Voici deux exemples de campagne se situant de part et d’autre de cet axe.


  • Axe 2 : Impuissance/Emprise .

Dans certaines campagnes, la présentation des enjeux associés au réchauffement global n’est suivie d’aucune piste d’action : aucune clef n’est donnée pour contrer le problème. Au contraire, d’autres campagnes proposent des solutions concrètes, graduées, adaptées…


  • Axe 3 : Enfer/Paradis climatique .

De nombreuses campagnes, notamment d’ONG, cherchent à choquer le public, à générer un électrochoc, en insistant sur les nombreux impacts actuels et à venir des changements climatiques, dépeignant ainsi un tableau pessimiste voire catastrophiste de la situation. D’autres, à l’inverse, essaient de donner de la joie, de l’espoir ou bien se placent sur le terrain de l’humour.
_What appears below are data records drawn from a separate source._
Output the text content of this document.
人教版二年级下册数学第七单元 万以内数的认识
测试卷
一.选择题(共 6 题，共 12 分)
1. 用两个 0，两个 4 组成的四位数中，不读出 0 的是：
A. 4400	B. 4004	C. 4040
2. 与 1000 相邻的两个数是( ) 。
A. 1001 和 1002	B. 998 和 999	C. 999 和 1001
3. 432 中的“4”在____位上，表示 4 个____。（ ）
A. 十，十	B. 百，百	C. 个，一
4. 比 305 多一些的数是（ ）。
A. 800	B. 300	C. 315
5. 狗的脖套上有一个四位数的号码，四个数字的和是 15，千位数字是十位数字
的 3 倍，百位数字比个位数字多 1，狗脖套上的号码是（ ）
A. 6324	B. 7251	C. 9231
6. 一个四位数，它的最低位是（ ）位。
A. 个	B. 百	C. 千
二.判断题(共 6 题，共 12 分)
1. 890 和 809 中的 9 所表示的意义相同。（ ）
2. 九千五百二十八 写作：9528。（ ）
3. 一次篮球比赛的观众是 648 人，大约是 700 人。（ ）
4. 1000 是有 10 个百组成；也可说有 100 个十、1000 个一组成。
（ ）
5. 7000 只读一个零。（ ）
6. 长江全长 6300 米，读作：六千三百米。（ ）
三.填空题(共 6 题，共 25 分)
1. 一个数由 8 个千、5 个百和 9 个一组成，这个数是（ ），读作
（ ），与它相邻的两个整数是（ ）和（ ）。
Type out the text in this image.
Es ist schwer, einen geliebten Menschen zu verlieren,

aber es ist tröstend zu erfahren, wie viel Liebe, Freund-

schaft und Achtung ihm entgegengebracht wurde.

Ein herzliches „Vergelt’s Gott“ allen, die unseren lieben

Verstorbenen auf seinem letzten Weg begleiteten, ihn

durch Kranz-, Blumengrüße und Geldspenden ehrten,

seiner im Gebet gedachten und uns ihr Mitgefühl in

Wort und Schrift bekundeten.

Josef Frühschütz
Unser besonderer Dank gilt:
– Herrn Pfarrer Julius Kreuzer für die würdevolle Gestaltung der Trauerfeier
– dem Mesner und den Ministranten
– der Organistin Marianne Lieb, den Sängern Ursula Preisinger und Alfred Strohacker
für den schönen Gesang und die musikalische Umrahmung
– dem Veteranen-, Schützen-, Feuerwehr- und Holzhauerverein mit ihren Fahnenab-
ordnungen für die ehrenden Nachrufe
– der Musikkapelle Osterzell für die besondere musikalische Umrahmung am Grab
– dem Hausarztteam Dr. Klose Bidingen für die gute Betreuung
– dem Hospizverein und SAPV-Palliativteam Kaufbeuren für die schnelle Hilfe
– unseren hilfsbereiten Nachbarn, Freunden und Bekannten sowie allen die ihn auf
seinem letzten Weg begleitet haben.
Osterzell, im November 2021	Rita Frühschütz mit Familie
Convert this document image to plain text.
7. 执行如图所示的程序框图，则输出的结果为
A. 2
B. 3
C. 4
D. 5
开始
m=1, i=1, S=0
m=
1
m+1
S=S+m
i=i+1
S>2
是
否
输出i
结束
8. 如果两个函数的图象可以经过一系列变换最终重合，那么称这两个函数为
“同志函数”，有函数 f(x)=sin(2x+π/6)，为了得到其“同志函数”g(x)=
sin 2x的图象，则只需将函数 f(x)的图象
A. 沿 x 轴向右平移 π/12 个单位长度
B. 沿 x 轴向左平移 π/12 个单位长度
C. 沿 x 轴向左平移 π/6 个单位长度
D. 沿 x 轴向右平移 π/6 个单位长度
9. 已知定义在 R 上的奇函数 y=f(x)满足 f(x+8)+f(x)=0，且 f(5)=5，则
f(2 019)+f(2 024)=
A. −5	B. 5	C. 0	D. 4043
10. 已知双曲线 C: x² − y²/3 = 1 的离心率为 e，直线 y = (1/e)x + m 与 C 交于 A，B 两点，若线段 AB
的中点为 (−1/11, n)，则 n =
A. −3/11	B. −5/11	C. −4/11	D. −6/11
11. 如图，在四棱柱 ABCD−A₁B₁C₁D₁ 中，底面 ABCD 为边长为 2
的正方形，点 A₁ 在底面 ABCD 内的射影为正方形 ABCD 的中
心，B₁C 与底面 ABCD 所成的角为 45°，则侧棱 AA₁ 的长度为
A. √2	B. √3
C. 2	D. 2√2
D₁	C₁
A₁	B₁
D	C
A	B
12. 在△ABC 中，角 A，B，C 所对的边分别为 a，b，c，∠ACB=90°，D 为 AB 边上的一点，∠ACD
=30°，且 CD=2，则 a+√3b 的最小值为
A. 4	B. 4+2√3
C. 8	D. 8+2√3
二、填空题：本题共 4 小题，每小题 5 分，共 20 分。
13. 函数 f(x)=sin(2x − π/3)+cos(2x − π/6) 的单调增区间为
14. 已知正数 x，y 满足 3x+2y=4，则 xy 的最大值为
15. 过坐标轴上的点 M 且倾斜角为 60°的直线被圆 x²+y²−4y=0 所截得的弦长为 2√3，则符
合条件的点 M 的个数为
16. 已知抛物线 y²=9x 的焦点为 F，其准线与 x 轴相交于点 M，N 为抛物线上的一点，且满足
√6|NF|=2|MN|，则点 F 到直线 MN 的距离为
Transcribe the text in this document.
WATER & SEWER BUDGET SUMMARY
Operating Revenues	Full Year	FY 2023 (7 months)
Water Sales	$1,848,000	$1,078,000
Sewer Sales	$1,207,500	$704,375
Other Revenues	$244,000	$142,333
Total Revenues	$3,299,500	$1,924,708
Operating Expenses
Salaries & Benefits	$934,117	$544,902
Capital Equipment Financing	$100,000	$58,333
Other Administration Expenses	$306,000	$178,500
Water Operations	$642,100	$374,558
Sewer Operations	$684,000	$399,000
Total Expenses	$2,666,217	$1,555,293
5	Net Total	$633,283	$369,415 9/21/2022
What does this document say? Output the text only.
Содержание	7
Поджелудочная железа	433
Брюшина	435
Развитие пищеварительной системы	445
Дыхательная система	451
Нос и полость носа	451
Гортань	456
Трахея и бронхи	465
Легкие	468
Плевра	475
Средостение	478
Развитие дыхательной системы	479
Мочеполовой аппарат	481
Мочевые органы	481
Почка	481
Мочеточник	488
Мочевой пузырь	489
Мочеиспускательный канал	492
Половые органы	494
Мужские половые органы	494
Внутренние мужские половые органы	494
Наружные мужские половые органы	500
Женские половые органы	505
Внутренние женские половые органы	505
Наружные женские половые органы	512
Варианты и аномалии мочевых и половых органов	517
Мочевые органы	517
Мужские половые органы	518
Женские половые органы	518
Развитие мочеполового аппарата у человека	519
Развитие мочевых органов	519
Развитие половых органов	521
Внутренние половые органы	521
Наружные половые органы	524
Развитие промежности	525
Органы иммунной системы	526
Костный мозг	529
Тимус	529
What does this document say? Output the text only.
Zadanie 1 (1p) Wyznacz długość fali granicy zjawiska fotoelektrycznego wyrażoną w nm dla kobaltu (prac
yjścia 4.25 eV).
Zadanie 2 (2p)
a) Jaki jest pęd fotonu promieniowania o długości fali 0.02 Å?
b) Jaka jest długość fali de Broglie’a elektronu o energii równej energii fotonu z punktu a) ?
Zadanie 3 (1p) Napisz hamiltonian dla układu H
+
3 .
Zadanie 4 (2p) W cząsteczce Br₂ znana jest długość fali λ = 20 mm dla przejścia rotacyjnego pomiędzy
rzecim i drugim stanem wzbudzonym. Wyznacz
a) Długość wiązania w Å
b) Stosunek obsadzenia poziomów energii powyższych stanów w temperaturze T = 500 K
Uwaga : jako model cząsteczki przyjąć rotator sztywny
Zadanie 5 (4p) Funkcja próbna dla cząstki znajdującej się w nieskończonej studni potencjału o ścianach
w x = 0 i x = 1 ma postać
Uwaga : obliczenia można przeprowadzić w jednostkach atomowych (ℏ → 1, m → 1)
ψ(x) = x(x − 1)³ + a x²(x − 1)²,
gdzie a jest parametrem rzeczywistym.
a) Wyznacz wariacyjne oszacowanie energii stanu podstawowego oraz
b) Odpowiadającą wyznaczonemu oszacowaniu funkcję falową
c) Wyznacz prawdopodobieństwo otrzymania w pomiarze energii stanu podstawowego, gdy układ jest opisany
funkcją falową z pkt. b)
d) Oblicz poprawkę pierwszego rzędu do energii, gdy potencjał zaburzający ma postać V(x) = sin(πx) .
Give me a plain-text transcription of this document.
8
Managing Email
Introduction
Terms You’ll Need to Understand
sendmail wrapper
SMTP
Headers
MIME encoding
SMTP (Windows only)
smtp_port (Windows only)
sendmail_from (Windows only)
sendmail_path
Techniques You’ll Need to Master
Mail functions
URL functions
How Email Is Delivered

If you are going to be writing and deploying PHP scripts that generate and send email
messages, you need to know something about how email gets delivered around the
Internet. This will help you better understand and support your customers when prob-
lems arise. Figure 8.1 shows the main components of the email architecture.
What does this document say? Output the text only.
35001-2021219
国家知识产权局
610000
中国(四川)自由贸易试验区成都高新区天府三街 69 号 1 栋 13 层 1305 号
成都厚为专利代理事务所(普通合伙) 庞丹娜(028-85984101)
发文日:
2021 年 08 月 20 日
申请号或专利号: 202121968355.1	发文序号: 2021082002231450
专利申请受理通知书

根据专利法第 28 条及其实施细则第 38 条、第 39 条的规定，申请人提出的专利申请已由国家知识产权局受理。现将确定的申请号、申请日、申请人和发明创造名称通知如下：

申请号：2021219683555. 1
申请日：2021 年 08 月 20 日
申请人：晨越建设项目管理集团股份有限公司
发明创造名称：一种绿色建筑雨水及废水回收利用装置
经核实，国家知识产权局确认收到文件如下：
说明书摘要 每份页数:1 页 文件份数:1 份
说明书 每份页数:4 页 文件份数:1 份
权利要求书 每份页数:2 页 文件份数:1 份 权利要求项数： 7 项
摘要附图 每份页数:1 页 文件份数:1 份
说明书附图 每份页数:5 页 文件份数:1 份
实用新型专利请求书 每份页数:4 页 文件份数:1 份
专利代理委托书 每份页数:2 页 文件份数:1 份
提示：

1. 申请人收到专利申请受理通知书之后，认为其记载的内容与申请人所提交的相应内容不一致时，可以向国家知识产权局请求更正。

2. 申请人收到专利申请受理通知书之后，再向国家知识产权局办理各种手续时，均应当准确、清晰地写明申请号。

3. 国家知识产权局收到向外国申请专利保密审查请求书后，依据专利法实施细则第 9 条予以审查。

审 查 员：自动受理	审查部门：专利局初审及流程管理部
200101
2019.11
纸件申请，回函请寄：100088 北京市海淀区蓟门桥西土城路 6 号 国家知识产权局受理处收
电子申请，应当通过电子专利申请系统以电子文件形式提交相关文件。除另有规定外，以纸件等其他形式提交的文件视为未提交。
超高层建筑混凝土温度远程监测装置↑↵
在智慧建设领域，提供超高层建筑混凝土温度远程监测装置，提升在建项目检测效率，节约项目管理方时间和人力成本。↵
Selon leurs caractéristiques et donc leur emplacement sur cette grille, certaines campagnes ont plus de chance d’atteindre leurs objectifs que d’autres. Ainsi, il a été montré qu’une campagne violente, décrivant l’enfer climatique et ne proposant aucune piste d’action concrète (en bas, à droite et en rouge sur le diagramme) avait peu de chance de faire changer les attitudes du public. De même, ce n’est pas en faisant appel uniquement à leur sens rationnel qu’on peut les faire changer (à gauche sur le diagramme). Retenir l’attention du public, toucher la part individuelle de chacun, montrer les effets positifs des éco-gestes sont quelques clefs du succès (en haut, en vert).

Sur la base de cette typographie et de ces résultats d’études, ce sont finalement six campagnes d’affichage et sept campagnes vidéo, très diverses, qui ont été retenues pour être testées auprès des participants à l’atelier climat.